Isto a incomodou um pouco, mas ela ignorou; aquela vaga era importante. O salário era excelente. Não sabia exatamente as especificações do serviço, mas, sem dúvida, valeria à pena.
– Não, eu não tenho dificuldades com isso – respondeu, polidamente. – Na realidade, eu estava para me mudar depois de casar, mas terminei o meu noivado. Desde então, estou com os meus pais.
– E terminou o noivado por quê? Dificuldades de se comprometer com relacionamentos sérios?
– Ele me traiu – ela respondeu, secamente.
– E você tem uma tendência a atrair homens que a traem ou não?
Ela ficou indignada, mas se conteve.
– Não, foi o primeiro homem que me traiu. E, sem dúvida, será o último.

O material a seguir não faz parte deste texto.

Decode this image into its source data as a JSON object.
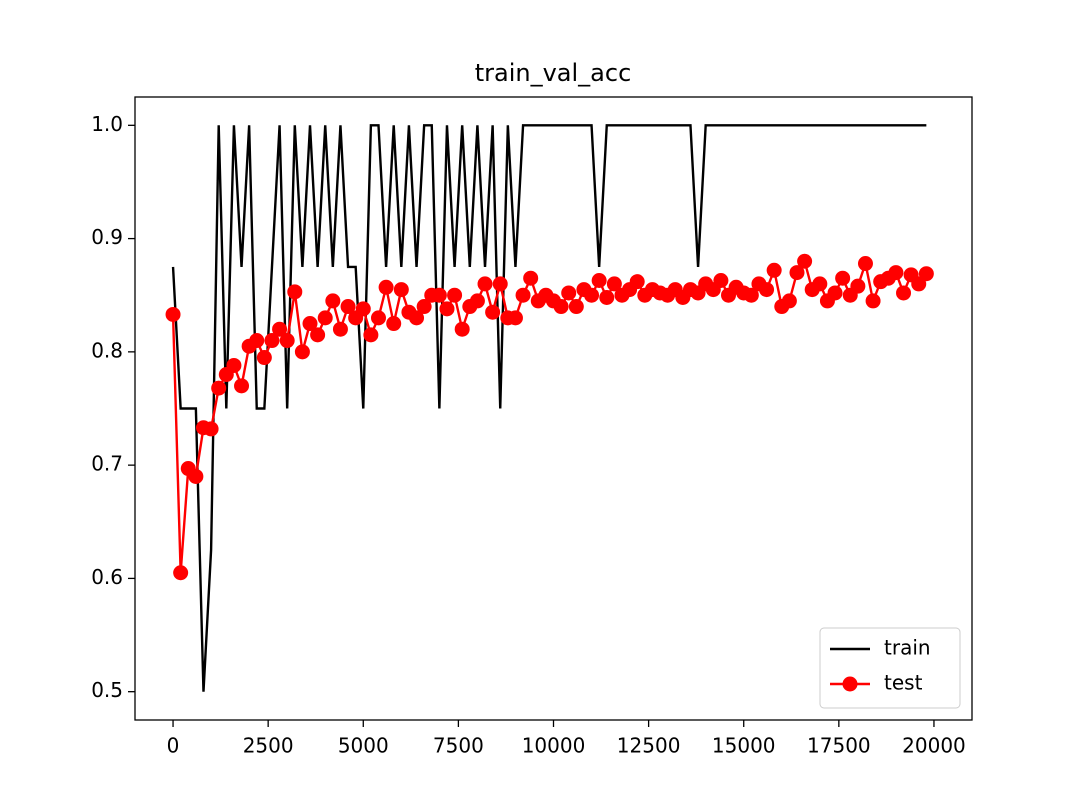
{
  "chart_data": {
    "type": "line",
    "title": "train_val_acc",
    "x": [
      0,
      200,
      400,
      600,
      800,
      1000,
      1200,
      1400,
      1600,
      1800,
      2000,
      2200,
      2400,
      2600,
      2800,
      3000,
      3200,
      3400,
      3600,
      3800,
      4000,
      4200,
      4400,
      4600,
      4800,
      5000,
      5200,
      5400,
      5600,
      5800,
      6000,
      6200,
      6400,
      6600,
      6800,
      7000,
      7200,
      7400,
      7600,
      7800,
      8000,
      8200,
      8400,
      8600,
      8800,
      9000,
      9200,
      9400,
      9600,
      9800,
      10000,
      10200,
      10400,
      10600,
      10800,
      11000,
      11200,
      11400,
      11600,
      11800,
      12000,
      12200,
      12400,
      12600,
      12800,
      13000,
      13200,
      13400,
      13600,
      13800,
      14000,
      14200,
      14400,
      14600,
      14800,
      15000,
      15200,
      15400,
      15600,
      15800,
      16000,
      16200,
      16400,
      16600,
      16800,
      17000,
      17200,
      17400,
      17600,
      17800,
      18000,
      18200,
      18400,
      18600,
      18800,
      19000,
      19200,
      19400,
      19600,
      19800
    ],
    "series": [
      {
        "name": "train",
        "color": "#000000",
        "marker": false,
        "values": [
          0.875,
          0.75,
          0.75,
          0.75,
          0.5,
          0.625,
          1.0,
          0.75,
          1.0,
          0.875,
          1.0,
          0.75,
          0.75,
          0.875,
          1.0,
          0.75,
          1.0,
          0.875,
          1.0,
          0.875,
          1.0,
          0.875,
          1.0,
          0.875,
          0.875,
          0.75,
          1.0,
          1.0,
          0.875,
          1.0,
          0.875,
          1.0,
          0.875,
          1.0,
          1.0,
          0.75,
          1.0,
          0.875,
          1.0,
          0.875,
          1.0,
          0.875,
          1.0,
          0.75,
          1.0,
          0.875,
          1.0,
          1.0,
          1.0,
          1.0,
          1.0,
          1.0,
          1.0,
          1.0,
          1.0,
          1.0,
          0.875,
          1.0,
          1.0,
          1.0,
          1.0,
          1.0,
          1.0,
          1.0,
          1.0,
          1.0,
          1.0,
          1.0,
          1.0,
          0.875,
          1.0,
          1.0,
          1.0,
          1.0,
          1.0,
          1.0,
          1.0,
          1.0,
          1.0,
          1.0,
          1.0,
          1.0,
          1.0,
          1.0,
          1.0,
          1.0,
          1.0,
          1.0,
          1.0,
          1.0,
          1.0,
          1.0,
          1.0,
          1.0,
          1.0,
          1.0,
          1.0,
          1.0,
          1.0,
          1.0
        ]
      },
      {
        "name": "test",
        "color": "#ff0000",
        "marker": true,
        "values": [
          0.833,
          0.605,
          0.697,
          0.69,
          0.733,
          0.732,
          0.768,
          0.78,
          0.788,
          0.77,
          0.805,
          0.81,
          0.795,
          0.81,
          0.82,
          0.81,
          0.853,
          0.8,
          0.825,
          0.815,
          0.83,
          0.845,
          0.82,
          0.84,
          0.83,
          0.838,
          0.815,
          0.83,
          0.857,
          0.825,
          0.855,
          0.835,
          0.83,
          0.84,
          0.85,
          0.85,
          0.838,
          0.85,
          0.82,
          0.84,
          0.845,
          0.86,
          0.835,
          0.86,
          0.83,
          0.83,
          0.85,
          0.865,
          0.845,
          0.85,
          0.845,
          0.84,
          0.852,
          0.84,
          0.855,
          0.85,
          0.863,
          0.848,
          0.86,
          0.85,
          0.855,
          0.862,
          0.85,
          0.855,
          0.852,
          0.85,
          0.855,
          0.848,
          0.855,
          0.852,
          0.86,
          0.855,
          0.863,
          0.85,
          0.857,
          0.852,
          0.85,
          0.86,
          0.855,
          0.872,
          0.84,
          0.845,
          0.87,
          0.88,
          0.855,
          0.86,
          0.845,
          0.852,
          0.865,
          0.85,
          0.858,
          0.878,
          0.845,
          0.862,
          0.865,
          0.87,
          0.852,
          0.868,
          0.86,
          0.869
        ]
      }
    ],
    "xlim": [
      -1000,
      21000
    ],
    "ylim": [
      0.475,
      1.025
    ],
    "xticks": [
      0,
      2500,
      5000,
      7500,
      10000,
      12500,
      15000,
      17500,
      20000
    ],
    "yticks": [
      0.5,
      0.6,
      0.7,
      0.8,
      0.9,
      {
        "value": 1,
        "label": "1.0"
      }
    ],
    "legend": "lower right"
  }
}
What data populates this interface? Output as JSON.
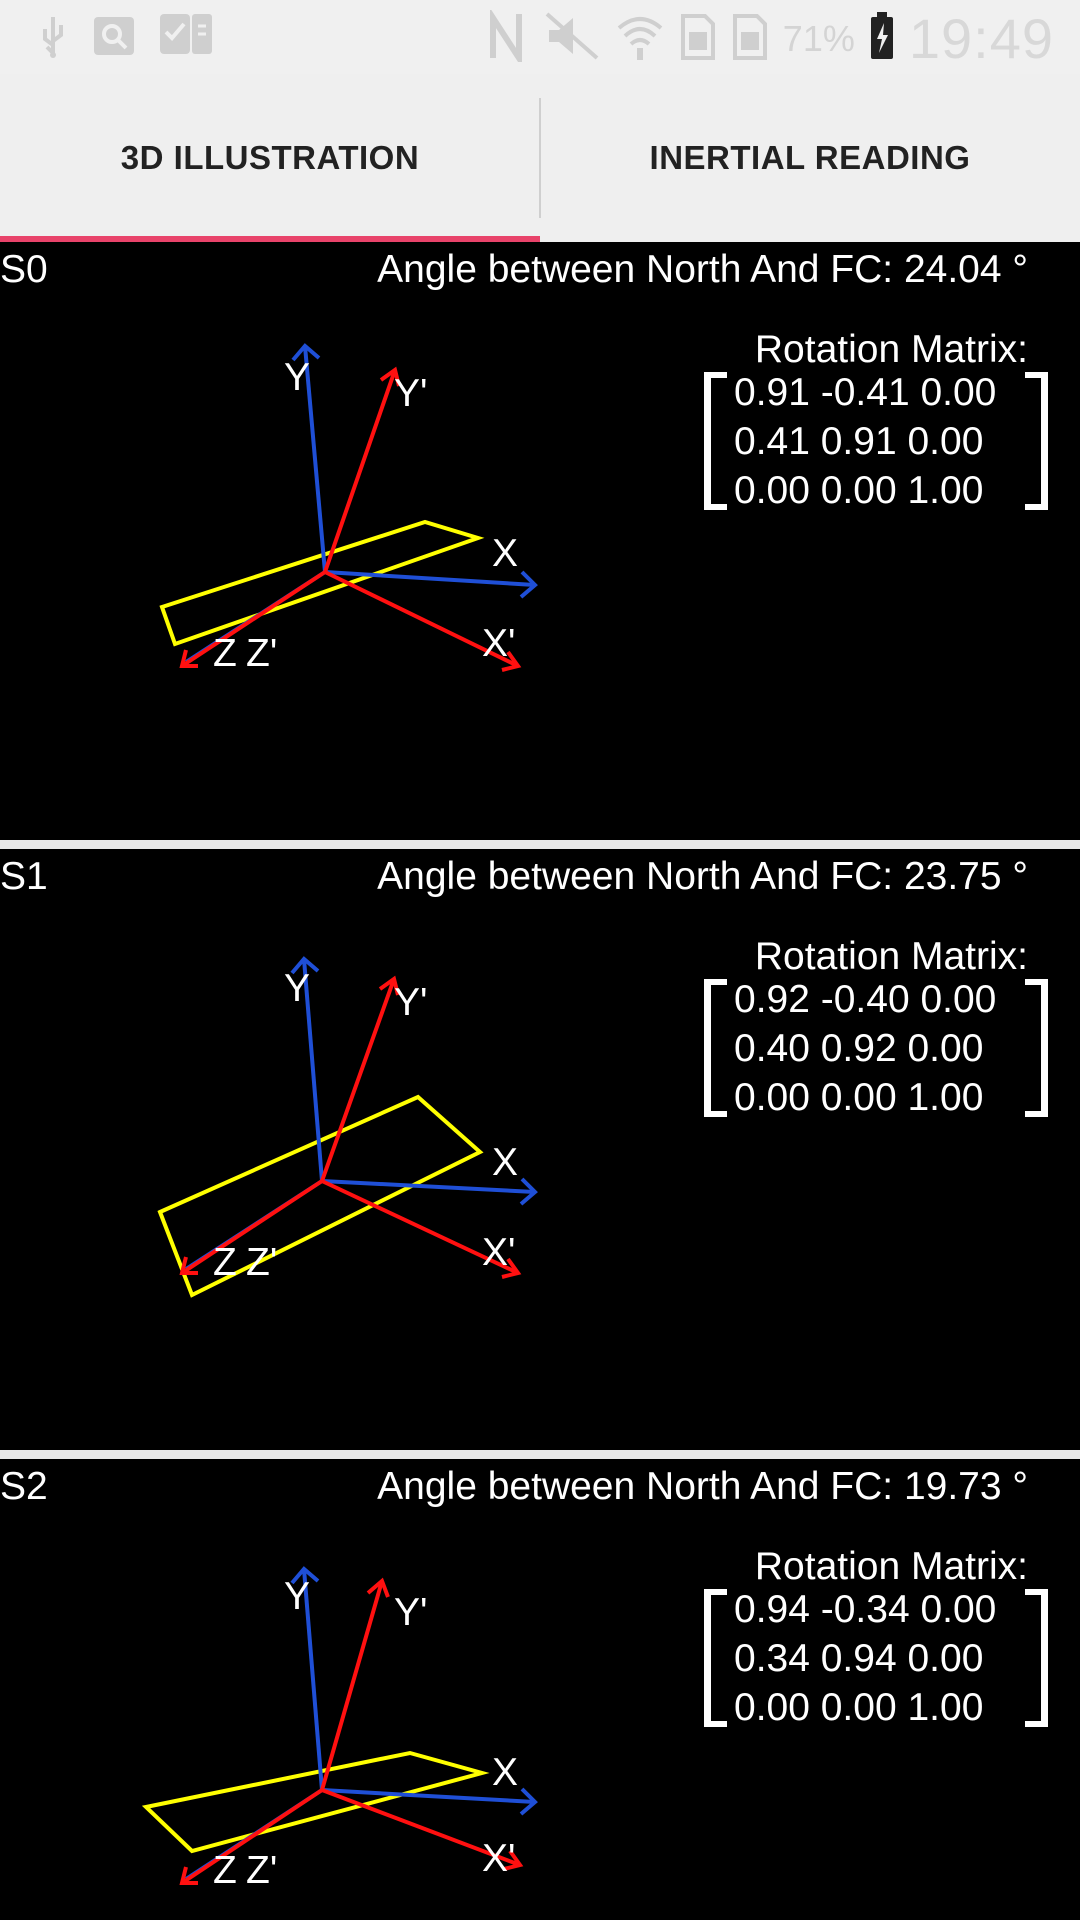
{
  "status_bar": {
    "battery_percent": "71%",
    "time": "19:49",
    "icons_left": [
      "usb-icon",
      "search-icon",
      "checklist-icon"
    ],
    "icons_right": [
      "nfc-icon",
      "mute-icon",
      "wifi-icon",
      "sim1-icon",
      "sim2-icon",
      "battery-charging-icon"
    ]
  },
  "tabs": [
    {
      "label": "3D ILLUSTRATION",
      "selected": true
    },
    {
      "label": "INERTIAL READING",
      "selected": false
    }
  ],
  "colors": {
    "accent": "#e8436a",
    "reference_axis": "#1f4fd6",
    "rotated_axis": "#ff1010",
    "plane": "#ffff00"
  },
  "axis_labels": {
    "x": "X",
    "y": "Y",
    "z": "Z",
    "x_prime": "X'",
    "y_prime": "Y'",
    "z_prime": "Z'"
  },
  "sensors": [
    {
      "id": "S0",
      "angle_text": "Angle between North And FC: 24.04 °",
      "matrix_title": "Rotation Matrix:",
      "matrix_rows": [
        "0.91 -0.41 0.00",
        "0.41 0.91 0.00",
        "0.00 0.00 1.00"
      ]
    },
    {
      "id": "S1",
      "angle_text": "Angle between North And FC: 23.75 °",
      "matrix_title": "Rotation Matrix:",
      "matrix_rows": [
        "0.92 -0.40 0.00",
        "0.40 0.92 0.00",
        "0.00 0.00 1.00"
      ]
    },
    {
      "id": "S2",
      "angle_text": "Angle between North And FC: 19.73 °",
      "matrix_title": "Rotation Matrix:",
      "matrix_rows": [
        "0.94 -0.34 0.00",
        "0.34 0.94 0.00",
        "0.00 0.00 1.00"
      ]
    }
  ]
}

– Muito bem, Diana, gostei de sua resposta. Mas vamos ver um pouco sobre sua família. Algum histórico de doenças?
– Bom… Meu pai teve um infarto.
Ele murmurou “uhm-hum” com um ar preocupado, movendo a ponta de trás da caneta em círculos contra seu próprio queixo.
– Com quantos anos?
– Sessenta e cinco.
– Menos mal. É contornável. Pressão alta? Diabetes?
– Ninguém, que eu me lembre.
– Câncer de algum tipo? Doença de Alzheimer ou qualquer outra doença neurológica ou psiquiátrica?
– Não que eu me lembre.
– Por favor, Diana, não minta. Será pior se eu descobrir depois.
– Bom, minha avó esquece onde põe as coisas, mas acho que é só isso. E meu avô tem artrose nos joelhos e hérnia lombar, mas ele era estivador no porto de Santos.
– Tudo bem, tudo bem. Até agora, estamos indo bem. Deixe-me ver, agora, seus testes psicológicos…
Ele tomou uma pasta que estava à sua esquerda e tirou alguns relatórios.
– Bom perfil profissional. Perfil de liderança. Tem boa autoconfiança… Parcialmente ansiosa. Não parece ter problemas psiquiátricos… E um bom QI. 145. Perfeito. Agora, outra coisa. Fale-me a respeito de você. Com o mínimo necessário de palavras, me diga: qual seu escritor favorito?
– Guimarães Rosa.
– Por quê?
– Dispensa explicações.
– Excelente! E o que acha de Paulo Coelho?
– Prefiro não comentar.
– Futebol?
– Não torço.
– Novelas?
– Praticamente não assisto.
– Muito bom. Músicas?
– Gosto de clássicas e jazz.
– Quando você ouve a música “Eu quero Tchu”, você faz o quê?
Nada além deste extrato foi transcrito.